What is the SAMHSA cutoff for amphetamines?+

Under SAMHSA's Mandatory Guidelines for Federal Workplace Drug Testing Programs, the urinary amphetamine initial screening cutoff is 500 ng/mL and the confirmation cutoff is 250 ng/mL. Methamphetamine is reported separately on confirmation at the same 500/250 ng/mL thresholds, with the additional requirement that the specimen contain at least 100 ng/mL of amphetamine as a corroborating metabolite. MDMA is grouped administratively with amphetamines for screening but reported separately on confirmation, also at 500/250 ng/mL. Non-federal programs are free to set their own cutoffs and some clinical settings use lower values for greater sensitivity.

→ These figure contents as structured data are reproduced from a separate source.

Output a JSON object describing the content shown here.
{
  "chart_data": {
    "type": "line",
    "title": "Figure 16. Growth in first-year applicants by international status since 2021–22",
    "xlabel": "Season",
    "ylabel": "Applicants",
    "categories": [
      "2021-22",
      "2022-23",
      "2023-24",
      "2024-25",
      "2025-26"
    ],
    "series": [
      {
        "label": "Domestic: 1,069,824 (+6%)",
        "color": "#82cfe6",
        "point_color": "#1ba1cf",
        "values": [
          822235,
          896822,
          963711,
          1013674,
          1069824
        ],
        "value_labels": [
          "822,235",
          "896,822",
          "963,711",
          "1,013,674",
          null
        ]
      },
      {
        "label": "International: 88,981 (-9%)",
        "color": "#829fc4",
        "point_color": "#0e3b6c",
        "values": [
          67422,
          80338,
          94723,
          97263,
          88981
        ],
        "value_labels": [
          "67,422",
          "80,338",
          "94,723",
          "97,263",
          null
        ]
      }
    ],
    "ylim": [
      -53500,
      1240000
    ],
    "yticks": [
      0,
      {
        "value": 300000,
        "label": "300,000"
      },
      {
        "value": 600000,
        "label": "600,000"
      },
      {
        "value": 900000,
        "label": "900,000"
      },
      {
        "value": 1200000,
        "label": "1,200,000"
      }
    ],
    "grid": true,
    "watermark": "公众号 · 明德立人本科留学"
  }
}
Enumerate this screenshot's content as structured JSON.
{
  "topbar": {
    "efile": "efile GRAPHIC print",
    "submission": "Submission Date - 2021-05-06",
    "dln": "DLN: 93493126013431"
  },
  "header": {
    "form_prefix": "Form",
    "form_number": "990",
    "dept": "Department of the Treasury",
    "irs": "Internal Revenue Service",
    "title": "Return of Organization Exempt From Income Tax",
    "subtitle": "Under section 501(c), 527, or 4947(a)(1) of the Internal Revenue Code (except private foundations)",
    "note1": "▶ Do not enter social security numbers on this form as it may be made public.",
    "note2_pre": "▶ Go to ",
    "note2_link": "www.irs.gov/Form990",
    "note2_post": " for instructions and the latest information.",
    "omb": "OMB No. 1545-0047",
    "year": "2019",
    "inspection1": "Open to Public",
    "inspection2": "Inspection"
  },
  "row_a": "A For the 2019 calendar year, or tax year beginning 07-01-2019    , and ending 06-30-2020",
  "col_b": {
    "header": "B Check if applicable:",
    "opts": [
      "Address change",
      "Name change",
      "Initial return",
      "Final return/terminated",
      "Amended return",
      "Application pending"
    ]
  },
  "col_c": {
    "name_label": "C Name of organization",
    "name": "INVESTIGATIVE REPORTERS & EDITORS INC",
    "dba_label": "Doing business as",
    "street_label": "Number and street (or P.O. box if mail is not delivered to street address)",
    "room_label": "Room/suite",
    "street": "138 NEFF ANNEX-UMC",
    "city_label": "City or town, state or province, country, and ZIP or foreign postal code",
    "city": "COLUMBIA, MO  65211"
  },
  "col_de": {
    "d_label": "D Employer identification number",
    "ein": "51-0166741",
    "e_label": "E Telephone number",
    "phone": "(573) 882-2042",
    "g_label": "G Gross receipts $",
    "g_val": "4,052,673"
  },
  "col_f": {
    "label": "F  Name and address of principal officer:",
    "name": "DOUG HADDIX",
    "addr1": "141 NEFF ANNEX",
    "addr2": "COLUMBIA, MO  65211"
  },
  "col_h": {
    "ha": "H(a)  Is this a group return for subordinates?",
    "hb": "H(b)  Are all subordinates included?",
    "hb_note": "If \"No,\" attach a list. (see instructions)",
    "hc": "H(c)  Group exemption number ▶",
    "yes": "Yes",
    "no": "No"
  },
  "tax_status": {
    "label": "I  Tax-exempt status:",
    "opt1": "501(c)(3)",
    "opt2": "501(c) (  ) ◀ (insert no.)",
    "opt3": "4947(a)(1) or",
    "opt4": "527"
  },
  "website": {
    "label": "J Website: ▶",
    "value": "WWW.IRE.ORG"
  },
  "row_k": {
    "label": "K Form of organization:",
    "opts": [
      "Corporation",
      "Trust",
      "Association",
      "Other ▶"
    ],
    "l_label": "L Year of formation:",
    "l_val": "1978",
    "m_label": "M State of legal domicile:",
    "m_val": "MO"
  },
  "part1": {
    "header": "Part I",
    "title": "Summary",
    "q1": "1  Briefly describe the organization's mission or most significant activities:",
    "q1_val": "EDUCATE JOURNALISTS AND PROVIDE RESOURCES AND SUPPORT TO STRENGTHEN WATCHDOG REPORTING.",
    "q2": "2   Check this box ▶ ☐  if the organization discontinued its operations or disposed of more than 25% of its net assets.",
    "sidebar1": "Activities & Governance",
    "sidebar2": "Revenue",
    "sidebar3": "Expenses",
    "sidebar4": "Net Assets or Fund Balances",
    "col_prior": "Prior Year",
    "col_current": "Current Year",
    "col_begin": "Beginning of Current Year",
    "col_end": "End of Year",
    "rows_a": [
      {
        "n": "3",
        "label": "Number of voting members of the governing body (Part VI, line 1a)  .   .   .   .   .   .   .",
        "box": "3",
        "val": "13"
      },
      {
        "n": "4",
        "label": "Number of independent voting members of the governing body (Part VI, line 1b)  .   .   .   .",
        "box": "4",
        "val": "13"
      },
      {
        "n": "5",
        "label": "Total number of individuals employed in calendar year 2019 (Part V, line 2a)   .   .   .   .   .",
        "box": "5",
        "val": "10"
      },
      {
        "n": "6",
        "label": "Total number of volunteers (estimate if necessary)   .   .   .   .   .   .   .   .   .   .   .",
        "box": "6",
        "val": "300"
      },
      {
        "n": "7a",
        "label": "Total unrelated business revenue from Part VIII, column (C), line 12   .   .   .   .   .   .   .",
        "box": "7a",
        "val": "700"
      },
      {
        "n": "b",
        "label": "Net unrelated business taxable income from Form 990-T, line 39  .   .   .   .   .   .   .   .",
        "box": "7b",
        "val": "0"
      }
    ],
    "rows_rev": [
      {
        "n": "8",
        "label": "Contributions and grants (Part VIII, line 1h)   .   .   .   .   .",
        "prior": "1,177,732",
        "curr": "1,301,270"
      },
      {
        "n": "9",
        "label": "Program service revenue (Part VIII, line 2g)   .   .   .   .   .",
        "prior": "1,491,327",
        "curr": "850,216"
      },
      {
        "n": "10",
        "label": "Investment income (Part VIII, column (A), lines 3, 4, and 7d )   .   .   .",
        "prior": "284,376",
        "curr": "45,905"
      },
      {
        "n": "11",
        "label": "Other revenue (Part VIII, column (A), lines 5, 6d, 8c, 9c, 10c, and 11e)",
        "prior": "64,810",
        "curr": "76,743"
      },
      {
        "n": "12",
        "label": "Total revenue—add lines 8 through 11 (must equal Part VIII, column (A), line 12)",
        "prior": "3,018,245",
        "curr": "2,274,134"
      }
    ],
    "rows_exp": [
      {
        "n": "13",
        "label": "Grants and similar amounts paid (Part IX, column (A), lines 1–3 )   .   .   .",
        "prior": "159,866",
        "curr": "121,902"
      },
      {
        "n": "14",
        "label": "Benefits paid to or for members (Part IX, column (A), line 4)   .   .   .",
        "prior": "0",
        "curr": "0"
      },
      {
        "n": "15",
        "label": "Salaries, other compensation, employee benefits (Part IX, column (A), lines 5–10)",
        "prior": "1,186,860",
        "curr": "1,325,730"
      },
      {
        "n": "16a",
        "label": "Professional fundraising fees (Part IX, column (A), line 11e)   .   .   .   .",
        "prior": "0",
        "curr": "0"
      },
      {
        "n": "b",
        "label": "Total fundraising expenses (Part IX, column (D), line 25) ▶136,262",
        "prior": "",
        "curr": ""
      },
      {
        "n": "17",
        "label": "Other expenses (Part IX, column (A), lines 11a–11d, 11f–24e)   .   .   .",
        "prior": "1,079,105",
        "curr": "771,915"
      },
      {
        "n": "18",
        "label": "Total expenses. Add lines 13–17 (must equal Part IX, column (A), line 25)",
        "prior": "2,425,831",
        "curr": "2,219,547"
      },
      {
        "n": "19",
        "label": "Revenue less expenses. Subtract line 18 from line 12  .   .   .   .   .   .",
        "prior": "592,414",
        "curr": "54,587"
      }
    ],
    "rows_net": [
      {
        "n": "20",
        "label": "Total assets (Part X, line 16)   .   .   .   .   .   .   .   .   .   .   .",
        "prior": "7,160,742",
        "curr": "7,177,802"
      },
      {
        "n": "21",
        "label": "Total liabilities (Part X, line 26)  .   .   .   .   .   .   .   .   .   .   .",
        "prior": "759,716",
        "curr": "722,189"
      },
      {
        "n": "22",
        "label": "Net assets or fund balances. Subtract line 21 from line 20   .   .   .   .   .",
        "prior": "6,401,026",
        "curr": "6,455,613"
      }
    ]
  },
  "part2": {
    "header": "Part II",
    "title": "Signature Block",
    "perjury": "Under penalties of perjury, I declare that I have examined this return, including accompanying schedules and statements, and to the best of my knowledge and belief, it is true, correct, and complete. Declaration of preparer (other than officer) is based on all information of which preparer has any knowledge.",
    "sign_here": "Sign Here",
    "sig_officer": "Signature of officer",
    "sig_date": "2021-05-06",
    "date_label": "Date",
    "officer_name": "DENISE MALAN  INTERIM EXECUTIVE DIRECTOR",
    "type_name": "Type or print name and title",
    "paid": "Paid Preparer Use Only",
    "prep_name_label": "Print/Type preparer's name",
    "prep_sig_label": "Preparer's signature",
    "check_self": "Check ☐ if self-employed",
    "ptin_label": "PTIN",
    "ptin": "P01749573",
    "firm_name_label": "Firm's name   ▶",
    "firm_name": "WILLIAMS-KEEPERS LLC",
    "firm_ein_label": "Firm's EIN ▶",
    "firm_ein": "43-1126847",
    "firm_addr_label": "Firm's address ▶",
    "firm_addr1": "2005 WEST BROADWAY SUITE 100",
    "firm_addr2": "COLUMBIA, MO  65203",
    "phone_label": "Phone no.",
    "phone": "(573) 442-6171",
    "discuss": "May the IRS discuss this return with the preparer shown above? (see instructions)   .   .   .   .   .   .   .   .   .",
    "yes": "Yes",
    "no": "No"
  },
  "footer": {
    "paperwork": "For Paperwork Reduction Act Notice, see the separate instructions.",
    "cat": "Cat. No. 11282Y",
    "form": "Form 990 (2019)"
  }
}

Why is Medical Review Officer review especially important for amphetamine results?+

Two factors converge to make MRO review unusually consequential for amphetamine results. First, the prevalence of legitimate prescription amphetamine therapy (Adderall, Adderall XR, Dexedrine, Vyvanse) is substantial — millions of U.S. patients are prescribed these products for ADHD or narcolepsy, all of whom would test positive on a routine screen. Second, the cross-reactivity profile of amphetamine immunoassays is broader than for most other SAMHSA analytes, with documented presumptive-positive sources including pseudoephedrine, ephedrine, phentermine, bupropion, trazodone, and ranitidine. The MRO contacts each confirmed-positive donor, verifies any prescription with the prescriber and pharmacy, and reports the result to the employer accordingly.

Sources

  1. SAMHSA·Mandatory Guidelines for Federal Workplace Drug Testing Programs (Urine)
  2. U.S. DOT·49 CFR Part 40 — Procedures for Transportation Workplace Drug and Alcohol Testing Programs
  3. DEA·Drug Scheduling — Amphetamine (Schedule II)
  4. NIDA·Prescription Stimulants — DrugFacts

Information on this page is provided for educational reference and is not medical, legal, or clinical advice. Consult qualified professionals for guidance specific to your program.